> You have to be careful about how you do it because those runtime checks can easily swamp the performance gains you get from SIMD.

That seems surprising, particularly given that autovectorizing compilers tend to insert pretty extensive preambles that check for whether or not it's likely the vectorized one will have a speedup over the looping version (e.g., based on the number of iterations) and postambles that handle the cases where the number of loop iterations isn't cleanly divisible by the number of elements in the chosen vector size.

Why would checking for supported SIMD instructions cause that much additional work?

Also, even if this is the case, you can always check once and then replace the function body with the chosen one, eliding the check.

> Why would checking for supported SIMD instructions cause that much additional work?

Because CPUID checks on x86 are expensive for whatever reason.

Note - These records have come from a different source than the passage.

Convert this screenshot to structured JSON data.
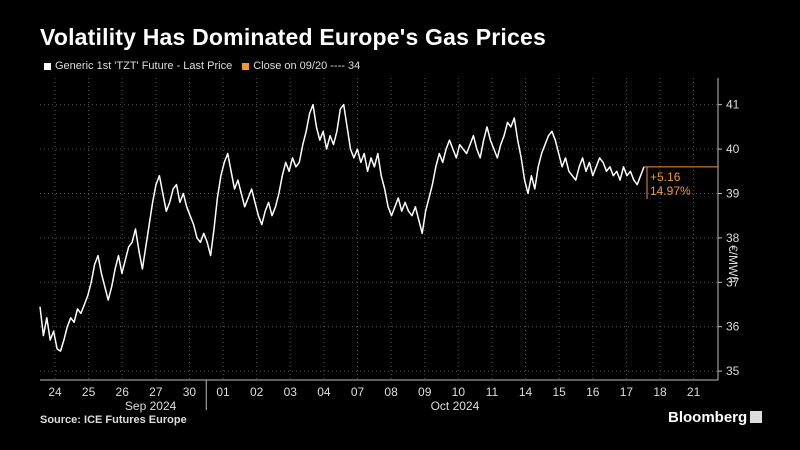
{
  "header": {
    "title": "Volatility Has Dominated Europe's Gas Prices"
  },
  "legend": {
    "series_label": "Generic 1st 'TZT' Future - Last Price",
    "series_color": "#ffffff",
    "ref_label": "Close on 09/20 ---- 34",
    "ref_color": "#f0963c"
  },
  "footer": {
    "source": "Source: ICE Futures Europe",
    "brand": "Bloomberg"
  },
  "chart_data": {
    "type": "line",
    "ylabel": "€/MWh",
    "ylim": [
      34.8,
      41.6
    ],
    "y_ticks": [
      35,
      36,
      37,
      38,
      39,
      40,
      41
    ],
    "x_tick_labels": [
      "24",
      "25",
      "26",
      "27",
      "30",
      "01",
      "02",
      "03",
      "04",
      "07",
      "08",
      "09",
      "10",
      "11",
      "14",
      "15",
      "16",
      "17",
      "18",
      "21"
    ],
    "month_labels": [
      "Sep 2024",
      "Oct 2024"
    ],
    "grid": true,
    "annotation": {
      "change": "+5.16",
      "pct": "14.97%",
      "value": 39.6
    },
    "series": [
      {
        "name": "Generic 1st 'TZT' Future - Last Price",
        "values": [
          36.45,
          35.8,
          36.2,
          35.7,
          35.9,
          35.5,
          35.45,
          35.7,
          36.0,
          36.2,
          36.1,
          36.4,
          36.3,
          36.5,
          36.7,
          37.0,
          37.4,
          37.6,
          37.2,
          36.9,
          36.6,
          36.9,
          37.3,
          37.6,
          37.2,
          37.5,
          37.8,
          37.9,
          38.2,
          37.7,
          37.3,
          37.8,
          38.3,
          38.8,
          39.2,
          39.4,
          39.0,
          38.6,
          38.8,
          39.1,
          39.2,
          38.8,
          39.0,
          38.7,
          38.5,
          38.3,
          38.0,
          37.9,
          38.1,
          37.9,
          37.6,
          38.2,
          38.9,
          39.4,
          39.7,
          39.9,
          39.5,
          39.1,
          39.3,
          39.0,
          38.7,
          38.9,
          39.1,
          38.8,
          38.5,
          38.3,
          38.6,
          38.8,
          38.5,
          38.7,
          39.0,
          39.4,
          39.7,
          39.5,
          39.8,
          39.6,
          39.7,
          40.1,
          40.4,
          40.8,
          41.0,
          40.5,
          40.2,
          40.4,
          40.0,
          40.3,
          40.1,
          40.4,
          40.9,
          41.0,
          40.5,
          40.0,
          39.8,
          40.0,
          39.7,
          39.9,
          39.5,
          39.8,
          39.6,
          39.9,
          39.4,
          39.1,
          38.7,
          38.5,
          38.7,
          38.9,
          38.6,
          38.8,
          38.6,
          38.5,
          38.7,
          38.4,
          38.1,
          38.6,
          38.9,
          39.2,
          39.6,
          39.9,
          39.7,
          40.0,
          40.2,
          40.0,
          39.8,
          40.1,
          40.0,
          39.9,
          40.1,
          40.3,
          40.0,
          39.8,
          40.2,
          40.5,
          40.2,
          40.0,
          39.8,
          40.1,
          40.3,
          40.6,
          40.5,
          40.7,
          40.2,
          39.8,
          39.3,
          39.0,
          39.4,
          39.1,
          39.6,
          39.9,
          40.1,
          40.3,
          40.4,
          40.2,
          39.9,
          39.6,
          39.8,
          39.5,
          39.4,
          39.3,
          39.6,
          39.8,
          39.5,
          39.7,
          39.4,
          39.6,
          39.8,
          39.7,
          39.5,
          39.6,
          39.4,
          39.5,
          39.3,
          39.6,
          39.4,
          39.5,
          39.3,
          39.2,
          39.4,
          39.6
        ]
      }
    ]
  }
}
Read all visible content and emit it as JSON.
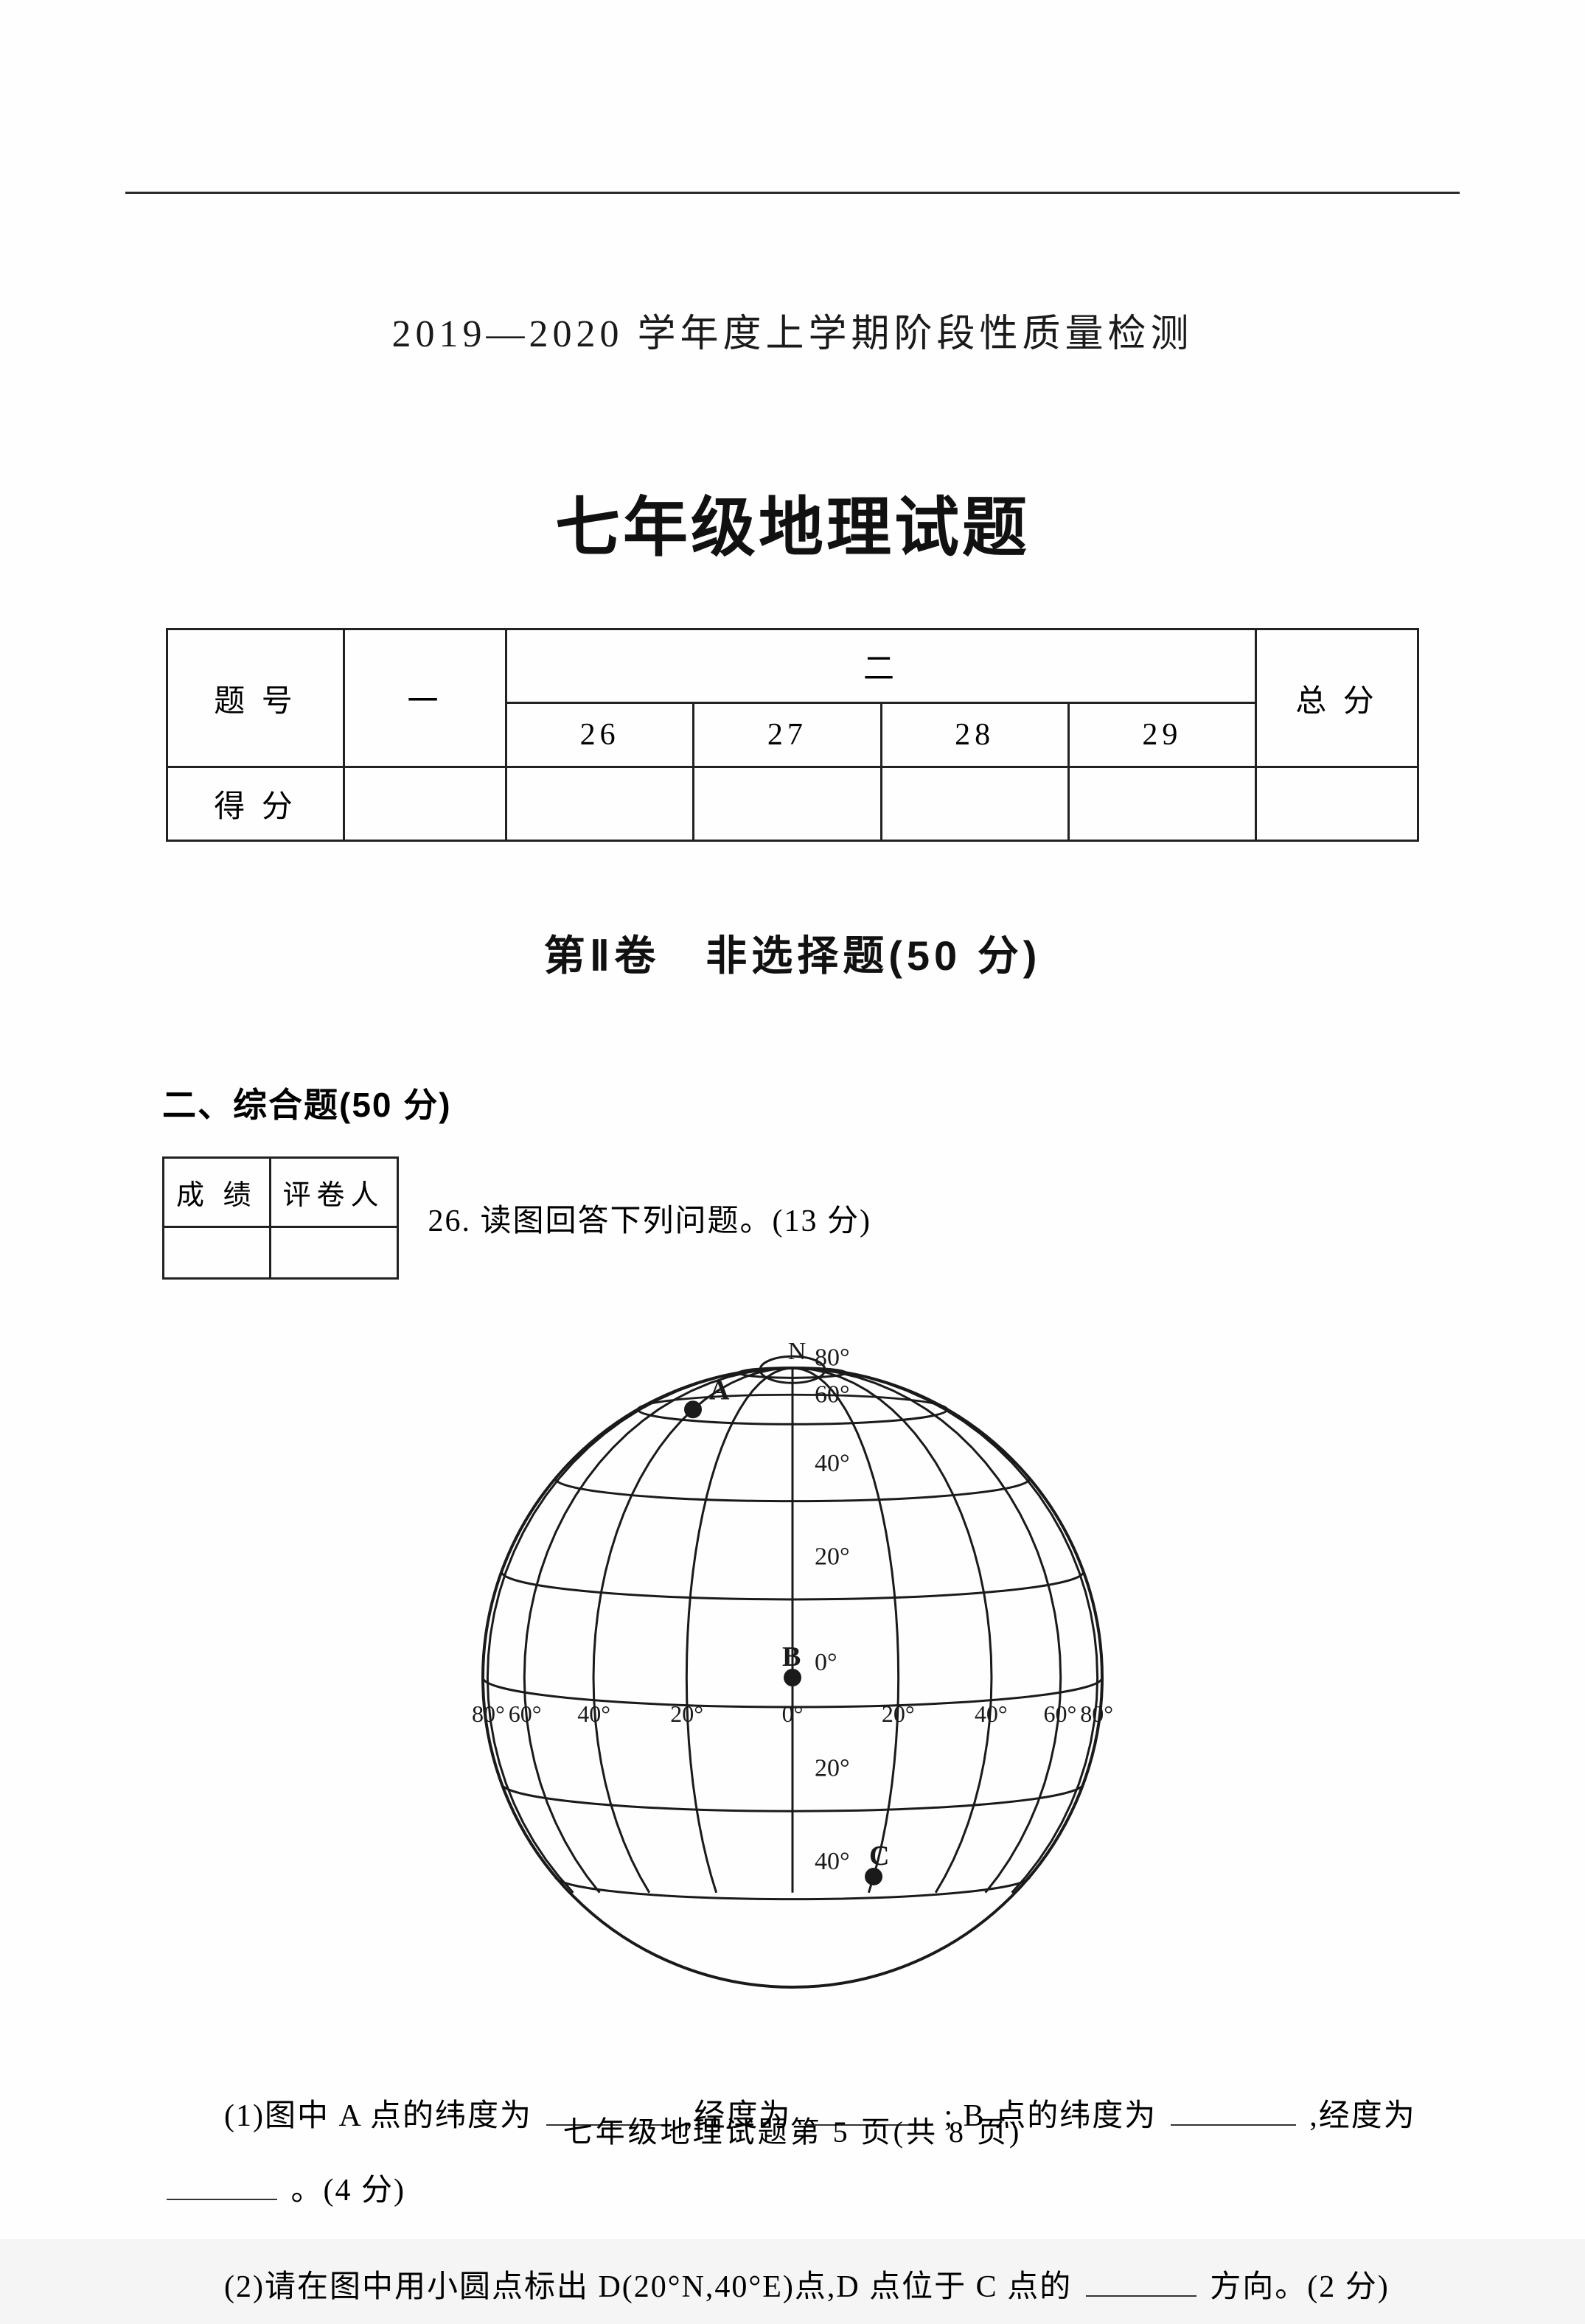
{
  "header": {
    "line": "2019—2020 学年度上学期阶段性质量检测",
    "title": "七年级地理试题"
  },
  "score_table": {
    "row1": {
      "c1": "题 号",
      "c2": "一",
      "c3": "二",
      "c4": "总 分"
    },
    "row2": {
      "c1": "26",
      "c2": "27",
      "c3": "28",
      "c4": "29"
    },
    "row3": {
      "c1": "得 分"
    }
  },
  "section": {
    "title": "第Ⅱ卷　非选择题(50 分)",
    "sub": "二、综合题(50 分)"
  },
  "grade_box": {
    "c1": "成 绩",
    "c2": "评卷人"
  },
  "q26": {
    "stem": "26. 读图回答下列问题。(13 分)",
    "part1a": "(1)图中 A 点的纬度为",
    "part1b": ",经度为",
    "part1c": "; B 点的纬度为",
    "part1d": ",经度为",
    "part1e": "。(4 分)",
    "part2a": "(2)请在图中用小圆点标出 D(20°N,40°E)点,D 点位于 C 点的",
    "part2b": "方向。(2 分)"
  },
  "globe": {
    "type": "diagram",
    "size": 900,
    "stroke": "#1a1a1a",
    "stroke_width": 3,
    "label_fontsize": 34,
    "north_label": "N",
    "latitudes": [
      80,
      60,
      40,
      20,
      0,
      -20,
      -40
    ],
    "lat_labels": [
      "80°",
      "60°",
      "40°",
      "20°",
      "0°",
      "20°",
      "40°"
    ],
    "longitudes_east": [
      0,
      20,
      40,
      60,
      80
    ],
    "longitudes_west": [
      20,
      40,
      60,
      80
    ],
    "lon_labels_left": [
      "80°",
      "60°",
      "40°",
      "20°"
    ],
    "lon_center": "0°",
    "lon_labels_right": [
      "20°",
      "40°",
      "60°",
      "80°"
    ],
    "points": {
      "A": {
        "label": "A",
        "lat": 60,
        "lon": -40
      },
      "B": {
        "label": "B",
        "lat": 0,
        "lon": 0
      },
      "C": {
        "label": "C",
        "lat": -40,
        "lon": 20
      }
    }
  },
  "footer": "七年级地理试题第 5 页(共 8 页)",
  "side_marks": [
    "",
    "",
    ""
  ]
}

> That seems surprising, particularly given that autovectorizing compilers tend to insert pretty extensive preambles that check for whether or not it's likely the vectorized one will have a speedup over the looping version (e.g., based on the number of iterations) and postambles that handle the cases where the number of loop iterations isn't cleanly divisible by the number of elements in the chosen vector size.

Compilers can't elide those checks unless they are given specific flags that tell them the target CPU supports that specific instruction set OR they always just choose to target the minimum supported SIMD instruction set on the target CPU. They often emit suboptimal code for all sorts of reasons, this being one of them.

> Also, even if this is the case, you can always check once and then replace the function body with the chosen one, eliding the check.

Yes, but like I said, you have to do it very carefully to make sure you're calling CPUID once outside of a hot loop to initialize your decision making and then relying on the CPU's predictor to elide the cost of a boolean / switch statement in your code doing the actual dispatch.